Session Name: Transregional Hong Kong: Social and Political Nexuses from Historical and Contemporary Perspectives
1 - Battling for Hearts and Minds: State Security and Left-wing Education in Cold War Hong Kong, 1949-1970s
Monday, July 29, 2024
09:00 – 10:45 (GMT+7)
Presentation Abstract Using archival records and leftist memoirs, this paper examines how the Chinese Communist Party (CCP) expanded its influence through left-wing schools in Hong Kong during the Cold War, and documents how the colonial state contended with this “security threat”. Influenced by unique geopolitical dynamics and under-developed educational infrastructures, Hong Kong’s colonial administration avoided using hard-line legislations to curb left-wing activities, which in turn created a relatively permissive environment, enabling the spread of Chinese nationalism and communist ideologies through a sizeable minority of left-wing schools. This paper argues that the CCP agents utilized Hong Kong’s capitalist environment to their advantage to win over young hearts and minds to the anti-colonial struggle.
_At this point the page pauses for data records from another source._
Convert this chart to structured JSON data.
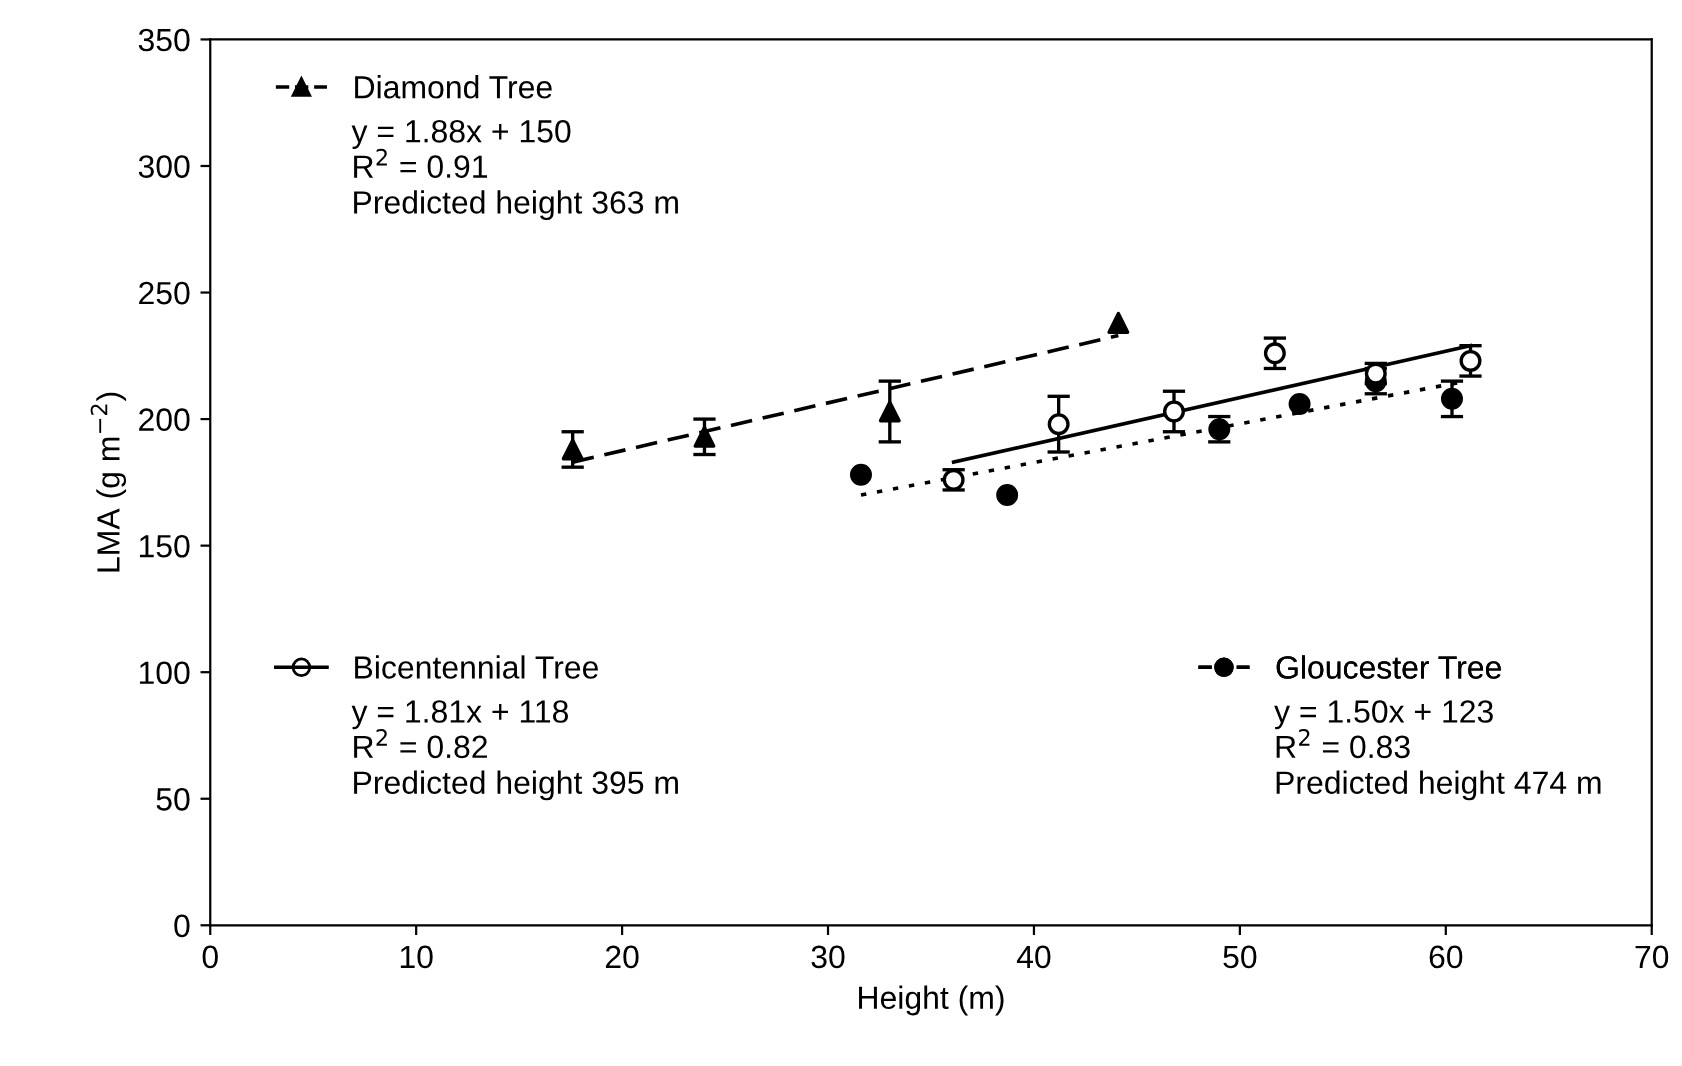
{
  "chart_data": {
    "type": "scatter",
    "xlabel": "Height (m)",
    "ylabel": "LMA (g m$^{−2}$)",
    "xlim": [
      0,
      70
    ],
    "xticks": [
      0,
      10,
      20,
      30,
      40,
      50,
      60,
      70
    ],
    "ylim": [
      0,
      350
    ],
    "yticks": [
      0,
      50,
      100,
      150,
      200,
      250,
      300,
      350
    ],
    "grid": false,
    "legend": [
      "top left",
      "bottom left",
      "bottom right"
    ],
    "series": [
      {
        "name": "Diamond Tree",
        "color": "#000000",
        "marker": "triangle",
        "x": [
          17.6,
          24,
          33,
          44.1
        ],
        "values": [
          188,
          193,
          203,
          238
        ],
        "errors": [
          7,
          7,
          12,
          null
        ]
      },
      {
        "name": "Bicentennial Tree",
        "color": "#ffffff",
        "marker": "circle",
        "x": [
          36.1,
          41.2,
          46.8,
          51.7,
          56.6,
          61.2
        ],
        "values": [
          176,
          198,
          203,
          226,
          218,
          223
        ],
        "errors": [
          4,
          11,
          8,
          6,
          4,
          6
        ]
      },
      {
        "name": "Gloucester Tree",
        "color": "#000000",
        "marker": "circle",
        "x": [
          31.6,
          38.7,
          49,
          52.9,
          56.6,
          60.3
        ],
        "values": [
          178,
          170,
          196,
          206,
          215,
          208
        ],
        "errors": [
          null,
          null,
          5,
          null,
          5,
          7
        ]
      },
      {
        "type": "line",
        "color": "#000000",
        "line_style": "dashed",
        "x": [
          17.6,
          44.1
        ],
        "values": [
          183,
          233
        ]
      },
      {
        "type": "line",
        "color": "#000000",
        "line_style": "solid",
        "x": [
          36.1,
          61.2
        ],
        "values": [
          183,
          229
        ]
      },
      {
        "type": "line",
        "color": "#000000",
        "line_style": "dotted",
        "x": [
          31.6,
          61
        ],
        "values": [
          170,
          215
        ]
      }
    ],
    "annotations": [
      "y = 1.88x + 150\nR$^{2}$ = 0.91\nPredicted height 363 m",
      "y = 1.81x + 118\nR$^{2}$ = 0.82\nPredicted height 395 m",
      "y = 1.50x + 123\nR$^{2}$ = 0.83\nPredicted height 474 m"
    ]
  }
}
Such methods led the CCP to expand its influence in the education sector significantly. This paper also demonstrates how colonial authorities, to avoid provoking retaliatory actions from China, employed different strategies, ranging from ad hoc control measures to non-political reasonings, to constrain left-wing schools, which however were only outcompeted when free public schooling was introduced in the 1970s. This Hong Kong case study contributes to debates about the particularistic forms of Hong Kong’s Cold War, in contrast to strong suppression of left-wing educational activities in other British colonies in Asia.